ACG Research

ACG Research
We focus on the Why before the What

Wednesday, October 19, 2011

Connecting America: Winners and Losers

The goal of the “Connecting America, The National Broadband Plan,” on which the FCC will be issuing a ruling on October 27th, is to bring broadband service(s) to nearly 100 million Americans who do not have access. As with any bill that hits Congress, all have the touch of special interest groups promoting their agenda. This bill is no exception.
One of the losers will be the small rural local exchange companies (RLEC). Why? Dig deeper in the plan and you’ll come across a “Notice of Proposed Rulemaking” ( To fully understand the repercussions of this document for RLECs one has to understand one of the major ways these companies make money.

Before fiber optics was widely used, carriers created Carrier Access Billing Settlements (CABS), which are a way to track termination fees (and origination as it pertains to toll-free calls). You use my network to terminate your customer or I use your network to terminate my customer. When you touch my network you owe me. When I touch your network I owe you. At the end of the month the call minutes that touched our respective networks and comparison on any overages are tallied and the companies settle payments. That’s CABs very simplified.

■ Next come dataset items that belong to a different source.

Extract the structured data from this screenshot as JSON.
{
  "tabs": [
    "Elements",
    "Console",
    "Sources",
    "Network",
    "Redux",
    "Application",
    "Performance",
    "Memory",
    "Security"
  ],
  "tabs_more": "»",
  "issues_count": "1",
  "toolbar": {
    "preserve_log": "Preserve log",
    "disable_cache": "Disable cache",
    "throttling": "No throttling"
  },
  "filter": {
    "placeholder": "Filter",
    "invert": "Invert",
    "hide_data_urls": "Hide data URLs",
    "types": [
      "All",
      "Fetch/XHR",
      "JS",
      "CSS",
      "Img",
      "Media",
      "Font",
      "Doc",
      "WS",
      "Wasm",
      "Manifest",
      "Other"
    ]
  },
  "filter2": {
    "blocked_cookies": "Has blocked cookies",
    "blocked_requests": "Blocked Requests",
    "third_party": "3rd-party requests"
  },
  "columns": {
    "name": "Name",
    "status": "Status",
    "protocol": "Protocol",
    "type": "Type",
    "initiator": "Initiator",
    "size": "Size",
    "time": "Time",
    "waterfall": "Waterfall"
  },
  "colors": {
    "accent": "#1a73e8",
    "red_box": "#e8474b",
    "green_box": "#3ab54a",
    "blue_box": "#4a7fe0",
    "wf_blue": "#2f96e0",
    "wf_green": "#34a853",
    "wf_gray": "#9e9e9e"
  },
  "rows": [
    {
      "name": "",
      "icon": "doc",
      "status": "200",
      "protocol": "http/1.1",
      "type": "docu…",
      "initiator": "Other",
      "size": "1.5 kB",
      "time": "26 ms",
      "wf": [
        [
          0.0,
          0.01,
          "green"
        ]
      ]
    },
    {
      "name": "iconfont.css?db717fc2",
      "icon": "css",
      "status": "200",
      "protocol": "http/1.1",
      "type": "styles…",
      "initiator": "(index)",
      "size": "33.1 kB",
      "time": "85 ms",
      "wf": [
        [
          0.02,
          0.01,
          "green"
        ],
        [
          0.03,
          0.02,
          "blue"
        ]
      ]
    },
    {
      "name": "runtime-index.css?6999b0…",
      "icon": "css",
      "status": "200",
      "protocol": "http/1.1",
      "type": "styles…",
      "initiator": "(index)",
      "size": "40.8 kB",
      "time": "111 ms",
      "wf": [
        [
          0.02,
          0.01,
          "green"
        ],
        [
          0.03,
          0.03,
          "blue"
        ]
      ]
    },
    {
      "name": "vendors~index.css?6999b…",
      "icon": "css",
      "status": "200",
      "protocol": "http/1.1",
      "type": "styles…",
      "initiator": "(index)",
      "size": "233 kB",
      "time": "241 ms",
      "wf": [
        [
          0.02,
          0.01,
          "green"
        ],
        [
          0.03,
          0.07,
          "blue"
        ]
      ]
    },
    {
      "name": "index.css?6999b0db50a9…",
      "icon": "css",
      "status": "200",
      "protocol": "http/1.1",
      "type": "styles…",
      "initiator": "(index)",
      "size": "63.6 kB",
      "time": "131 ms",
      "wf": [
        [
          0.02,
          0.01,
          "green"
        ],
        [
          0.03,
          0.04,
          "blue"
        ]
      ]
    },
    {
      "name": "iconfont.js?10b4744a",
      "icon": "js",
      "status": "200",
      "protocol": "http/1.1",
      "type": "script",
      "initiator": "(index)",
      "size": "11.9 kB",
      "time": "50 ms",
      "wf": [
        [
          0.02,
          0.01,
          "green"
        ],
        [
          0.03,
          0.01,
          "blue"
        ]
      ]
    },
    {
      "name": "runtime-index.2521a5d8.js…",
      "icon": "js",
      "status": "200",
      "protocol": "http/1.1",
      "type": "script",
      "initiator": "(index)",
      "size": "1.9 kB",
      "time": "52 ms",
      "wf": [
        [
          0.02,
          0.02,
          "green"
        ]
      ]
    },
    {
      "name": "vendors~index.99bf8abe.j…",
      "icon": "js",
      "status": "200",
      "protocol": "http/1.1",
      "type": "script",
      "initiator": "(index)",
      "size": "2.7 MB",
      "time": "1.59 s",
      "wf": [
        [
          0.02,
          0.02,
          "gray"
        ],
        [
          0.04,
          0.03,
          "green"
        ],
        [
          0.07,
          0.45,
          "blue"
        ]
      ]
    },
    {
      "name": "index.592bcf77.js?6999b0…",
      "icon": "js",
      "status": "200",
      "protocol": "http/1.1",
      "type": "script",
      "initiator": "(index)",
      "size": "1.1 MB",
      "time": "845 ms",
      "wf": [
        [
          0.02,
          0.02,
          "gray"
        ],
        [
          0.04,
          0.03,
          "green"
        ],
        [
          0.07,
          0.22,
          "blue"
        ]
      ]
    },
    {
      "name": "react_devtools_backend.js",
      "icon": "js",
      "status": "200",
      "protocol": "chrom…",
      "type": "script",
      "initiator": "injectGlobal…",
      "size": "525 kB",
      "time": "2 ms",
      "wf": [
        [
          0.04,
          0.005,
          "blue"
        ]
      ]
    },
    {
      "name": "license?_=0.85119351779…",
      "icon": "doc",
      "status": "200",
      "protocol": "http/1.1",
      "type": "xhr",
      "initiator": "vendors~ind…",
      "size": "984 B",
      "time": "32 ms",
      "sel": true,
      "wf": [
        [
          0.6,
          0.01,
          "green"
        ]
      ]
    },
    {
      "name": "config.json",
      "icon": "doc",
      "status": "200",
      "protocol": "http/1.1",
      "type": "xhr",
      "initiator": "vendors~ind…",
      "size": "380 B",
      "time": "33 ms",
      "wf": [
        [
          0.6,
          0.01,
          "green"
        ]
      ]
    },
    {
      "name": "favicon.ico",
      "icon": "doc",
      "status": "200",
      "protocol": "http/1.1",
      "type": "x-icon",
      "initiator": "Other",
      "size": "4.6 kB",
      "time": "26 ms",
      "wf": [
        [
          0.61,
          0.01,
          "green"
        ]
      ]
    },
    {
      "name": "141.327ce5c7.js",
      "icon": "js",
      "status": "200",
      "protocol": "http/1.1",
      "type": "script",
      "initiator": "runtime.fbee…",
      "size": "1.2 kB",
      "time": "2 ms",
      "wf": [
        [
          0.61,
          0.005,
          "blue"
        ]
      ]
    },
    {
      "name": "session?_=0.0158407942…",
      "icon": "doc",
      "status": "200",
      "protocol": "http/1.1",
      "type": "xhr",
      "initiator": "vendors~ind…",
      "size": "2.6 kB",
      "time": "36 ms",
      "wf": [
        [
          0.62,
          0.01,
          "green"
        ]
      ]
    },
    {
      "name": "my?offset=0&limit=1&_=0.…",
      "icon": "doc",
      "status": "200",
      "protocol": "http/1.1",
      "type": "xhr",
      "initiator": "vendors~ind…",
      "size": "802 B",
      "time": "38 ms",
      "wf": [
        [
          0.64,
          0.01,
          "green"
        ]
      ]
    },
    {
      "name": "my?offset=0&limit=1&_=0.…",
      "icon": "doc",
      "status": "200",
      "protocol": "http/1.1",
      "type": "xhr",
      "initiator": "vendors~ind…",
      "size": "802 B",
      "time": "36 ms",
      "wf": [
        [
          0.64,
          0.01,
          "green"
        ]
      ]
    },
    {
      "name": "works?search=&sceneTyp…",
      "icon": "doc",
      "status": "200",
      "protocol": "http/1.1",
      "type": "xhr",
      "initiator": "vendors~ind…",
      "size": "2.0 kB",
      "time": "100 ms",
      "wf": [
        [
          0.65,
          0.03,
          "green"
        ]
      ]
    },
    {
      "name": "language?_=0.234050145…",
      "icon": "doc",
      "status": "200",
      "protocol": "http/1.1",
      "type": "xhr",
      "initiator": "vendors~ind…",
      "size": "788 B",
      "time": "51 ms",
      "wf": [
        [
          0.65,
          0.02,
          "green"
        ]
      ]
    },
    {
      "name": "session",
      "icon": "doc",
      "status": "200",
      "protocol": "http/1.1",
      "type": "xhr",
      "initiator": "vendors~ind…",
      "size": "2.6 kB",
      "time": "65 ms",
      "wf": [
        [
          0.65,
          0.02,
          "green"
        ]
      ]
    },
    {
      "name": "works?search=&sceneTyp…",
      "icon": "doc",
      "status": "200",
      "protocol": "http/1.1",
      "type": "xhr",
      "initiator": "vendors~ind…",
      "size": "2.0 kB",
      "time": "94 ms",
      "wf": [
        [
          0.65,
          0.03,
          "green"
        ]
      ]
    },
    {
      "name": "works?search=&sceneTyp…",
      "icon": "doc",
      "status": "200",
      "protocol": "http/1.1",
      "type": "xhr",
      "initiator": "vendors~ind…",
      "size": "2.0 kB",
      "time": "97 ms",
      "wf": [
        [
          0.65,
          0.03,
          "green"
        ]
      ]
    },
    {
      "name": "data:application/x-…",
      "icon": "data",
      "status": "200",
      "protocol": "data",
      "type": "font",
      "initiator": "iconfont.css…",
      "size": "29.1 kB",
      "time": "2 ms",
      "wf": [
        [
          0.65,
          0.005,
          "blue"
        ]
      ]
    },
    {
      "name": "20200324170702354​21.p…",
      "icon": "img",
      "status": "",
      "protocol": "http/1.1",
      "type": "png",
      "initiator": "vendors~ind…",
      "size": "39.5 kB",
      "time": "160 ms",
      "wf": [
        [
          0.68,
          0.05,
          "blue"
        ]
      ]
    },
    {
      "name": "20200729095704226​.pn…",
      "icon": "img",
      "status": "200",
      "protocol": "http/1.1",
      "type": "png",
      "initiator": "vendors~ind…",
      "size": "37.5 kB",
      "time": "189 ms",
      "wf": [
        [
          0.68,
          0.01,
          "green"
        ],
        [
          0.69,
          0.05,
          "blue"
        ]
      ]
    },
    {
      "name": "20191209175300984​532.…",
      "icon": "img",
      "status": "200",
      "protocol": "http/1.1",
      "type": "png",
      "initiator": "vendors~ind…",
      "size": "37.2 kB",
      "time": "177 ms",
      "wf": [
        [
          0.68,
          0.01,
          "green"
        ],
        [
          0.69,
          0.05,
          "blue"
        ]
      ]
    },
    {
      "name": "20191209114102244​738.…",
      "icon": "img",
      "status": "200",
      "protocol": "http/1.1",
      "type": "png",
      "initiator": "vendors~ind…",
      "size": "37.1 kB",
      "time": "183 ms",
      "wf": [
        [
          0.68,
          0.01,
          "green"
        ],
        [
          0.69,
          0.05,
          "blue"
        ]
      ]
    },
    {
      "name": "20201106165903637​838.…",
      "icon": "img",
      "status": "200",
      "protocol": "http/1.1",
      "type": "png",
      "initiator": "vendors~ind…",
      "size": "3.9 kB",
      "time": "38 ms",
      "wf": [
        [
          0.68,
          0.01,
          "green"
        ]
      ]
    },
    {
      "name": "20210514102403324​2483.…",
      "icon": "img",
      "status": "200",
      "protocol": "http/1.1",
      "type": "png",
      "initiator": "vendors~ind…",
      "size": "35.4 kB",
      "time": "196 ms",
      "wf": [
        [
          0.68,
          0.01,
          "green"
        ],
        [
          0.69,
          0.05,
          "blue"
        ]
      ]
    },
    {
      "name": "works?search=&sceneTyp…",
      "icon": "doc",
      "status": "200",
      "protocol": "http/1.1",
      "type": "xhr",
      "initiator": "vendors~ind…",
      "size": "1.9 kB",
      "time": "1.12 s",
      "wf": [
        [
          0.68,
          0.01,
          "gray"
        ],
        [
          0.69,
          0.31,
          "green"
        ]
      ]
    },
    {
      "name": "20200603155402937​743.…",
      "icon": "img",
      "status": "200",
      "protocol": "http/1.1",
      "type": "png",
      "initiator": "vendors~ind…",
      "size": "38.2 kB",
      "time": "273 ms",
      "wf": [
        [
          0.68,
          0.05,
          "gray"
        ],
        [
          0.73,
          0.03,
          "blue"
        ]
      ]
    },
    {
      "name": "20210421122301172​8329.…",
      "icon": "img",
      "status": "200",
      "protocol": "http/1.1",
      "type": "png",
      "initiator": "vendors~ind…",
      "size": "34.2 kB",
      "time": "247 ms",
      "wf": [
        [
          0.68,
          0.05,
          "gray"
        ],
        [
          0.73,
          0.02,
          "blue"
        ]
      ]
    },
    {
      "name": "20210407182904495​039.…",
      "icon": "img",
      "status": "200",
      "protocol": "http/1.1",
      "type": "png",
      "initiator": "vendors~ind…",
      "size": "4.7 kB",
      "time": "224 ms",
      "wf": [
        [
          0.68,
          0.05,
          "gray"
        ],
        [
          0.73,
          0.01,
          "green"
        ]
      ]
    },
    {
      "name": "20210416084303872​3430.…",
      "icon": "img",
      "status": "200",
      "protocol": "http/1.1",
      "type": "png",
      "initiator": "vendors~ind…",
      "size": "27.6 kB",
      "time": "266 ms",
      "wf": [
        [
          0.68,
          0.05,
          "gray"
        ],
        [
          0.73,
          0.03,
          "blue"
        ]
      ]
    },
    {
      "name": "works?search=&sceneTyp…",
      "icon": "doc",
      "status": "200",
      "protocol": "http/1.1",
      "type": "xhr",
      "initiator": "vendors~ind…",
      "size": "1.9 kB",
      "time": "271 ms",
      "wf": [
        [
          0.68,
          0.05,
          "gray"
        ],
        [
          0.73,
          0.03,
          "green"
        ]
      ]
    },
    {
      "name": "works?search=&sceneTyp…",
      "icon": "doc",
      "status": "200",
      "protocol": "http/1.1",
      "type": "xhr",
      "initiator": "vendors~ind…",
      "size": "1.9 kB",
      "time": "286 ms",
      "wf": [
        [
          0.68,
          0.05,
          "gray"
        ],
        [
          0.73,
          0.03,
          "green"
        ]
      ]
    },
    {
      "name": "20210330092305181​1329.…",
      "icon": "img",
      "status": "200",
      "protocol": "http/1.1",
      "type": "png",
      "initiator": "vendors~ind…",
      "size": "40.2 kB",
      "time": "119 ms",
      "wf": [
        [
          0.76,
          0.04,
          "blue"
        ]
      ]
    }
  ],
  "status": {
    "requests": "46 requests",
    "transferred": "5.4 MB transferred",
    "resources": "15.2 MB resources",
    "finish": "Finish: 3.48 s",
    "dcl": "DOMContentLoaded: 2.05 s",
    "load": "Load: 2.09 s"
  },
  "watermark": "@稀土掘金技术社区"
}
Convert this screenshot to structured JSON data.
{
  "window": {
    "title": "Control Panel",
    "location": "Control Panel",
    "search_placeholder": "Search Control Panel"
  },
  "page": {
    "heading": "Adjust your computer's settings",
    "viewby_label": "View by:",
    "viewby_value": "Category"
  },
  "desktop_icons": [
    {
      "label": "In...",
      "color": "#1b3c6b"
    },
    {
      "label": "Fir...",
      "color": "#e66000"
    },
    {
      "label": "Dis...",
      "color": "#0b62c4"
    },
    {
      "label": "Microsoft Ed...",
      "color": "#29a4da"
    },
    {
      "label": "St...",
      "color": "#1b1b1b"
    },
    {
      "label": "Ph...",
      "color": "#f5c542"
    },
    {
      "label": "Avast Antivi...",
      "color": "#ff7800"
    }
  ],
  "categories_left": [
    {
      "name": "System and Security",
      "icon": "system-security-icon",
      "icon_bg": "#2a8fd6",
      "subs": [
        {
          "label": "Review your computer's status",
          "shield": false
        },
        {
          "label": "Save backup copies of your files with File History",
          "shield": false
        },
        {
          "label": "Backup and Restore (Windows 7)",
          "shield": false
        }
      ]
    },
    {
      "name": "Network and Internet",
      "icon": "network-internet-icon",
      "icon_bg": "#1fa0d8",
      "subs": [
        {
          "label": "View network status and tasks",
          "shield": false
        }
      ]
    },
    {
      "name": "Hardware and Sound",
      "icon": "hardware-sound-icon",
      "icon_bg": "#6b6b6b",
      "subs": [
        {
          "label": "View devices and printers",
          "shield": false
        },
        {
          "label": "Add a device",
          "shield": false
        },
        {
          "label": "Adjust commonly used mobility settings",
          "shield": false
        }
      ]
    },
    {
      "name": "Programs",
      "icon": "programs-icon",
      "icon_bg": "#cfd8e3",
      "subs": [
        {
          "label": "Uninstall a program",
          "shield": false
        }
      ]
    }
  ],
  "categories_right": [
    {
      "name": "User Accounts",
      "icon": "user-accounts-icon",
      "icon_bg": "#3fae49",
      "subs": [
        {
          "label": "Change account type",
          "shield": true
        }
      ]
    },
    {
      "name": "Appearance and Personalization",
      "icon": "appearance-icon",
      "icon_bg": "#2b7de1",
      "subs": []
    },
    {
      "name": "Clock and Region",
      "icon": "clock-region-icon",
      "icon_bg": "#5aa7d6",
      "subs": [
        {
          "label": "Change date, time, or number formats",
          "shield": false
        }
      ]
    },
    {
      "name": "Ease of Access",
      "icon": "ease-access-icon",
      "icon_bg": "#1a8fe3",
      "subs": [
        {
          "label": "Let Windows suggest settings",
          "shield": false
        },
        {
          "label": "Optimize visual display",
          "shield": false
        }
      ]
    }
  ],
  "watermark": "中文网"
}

The RLECs receive more calls from ATT, Verizon, CenturyLink and other carriers than the other way around. At the end of the month or quarter these rural carriers can get hefty checks from the major carriers, which help to subsidize their network infrastructures and without which maintaining their existing customer base would be severely limited.
I recently spoke to the CEO of a RLEC and one of his big concerns among many is the slow erosion of his CAB settlements. This bill would add access fees and universal service fees to VoIP. The CEO estimates that over a four-year period his settlement agreements with ATT, Verizon, CenturyLink and other companies will drop precipitously, by nearly 80 percent.

The original purpose of VoIP was to avoid some of these access fees. Connecting America will benefit the large providers as they will see significant reductions in payments to RLECs while at the same time increasing access payments from VoIP service providers. These fees would, no doubt, have a negative impact on thousands of small and mid-sized VoIP companies and consumers by adding costs of doing business. Rural carriers manage all the customers’ complaints, service the current infrastructure, do the truck rolls and manage the overall satisfaction of their customer base. This bill, as it is written today, will affect their bottom lines and possibly put many of them out of business.

Broadband access for Americans should be universal if possible. I agree with and applaud this goal. Is there a way to bring all the benefits of the Internet to all Americans and not wipe out the RLECs or the small and midsized VoIP service providers? ICORE, Inc., believes it’s a noble and worthy cause to provide America with broadband access but not, however, on the backs of the small guys. Rather than funding this project through a government FCC mandate to the sole benefit of the large carriers, they propose that all instead abide by the same rules regulated through the PUC. In other words, let the states manage parity not the federal government. Second, enact strong penalties for the one percent of providers that are gaming the system and leave the 99 percent alone. And finally, have this commission exercise its authority to require VoIP, wireless and landline providers that use the public switched network to pay for that usage.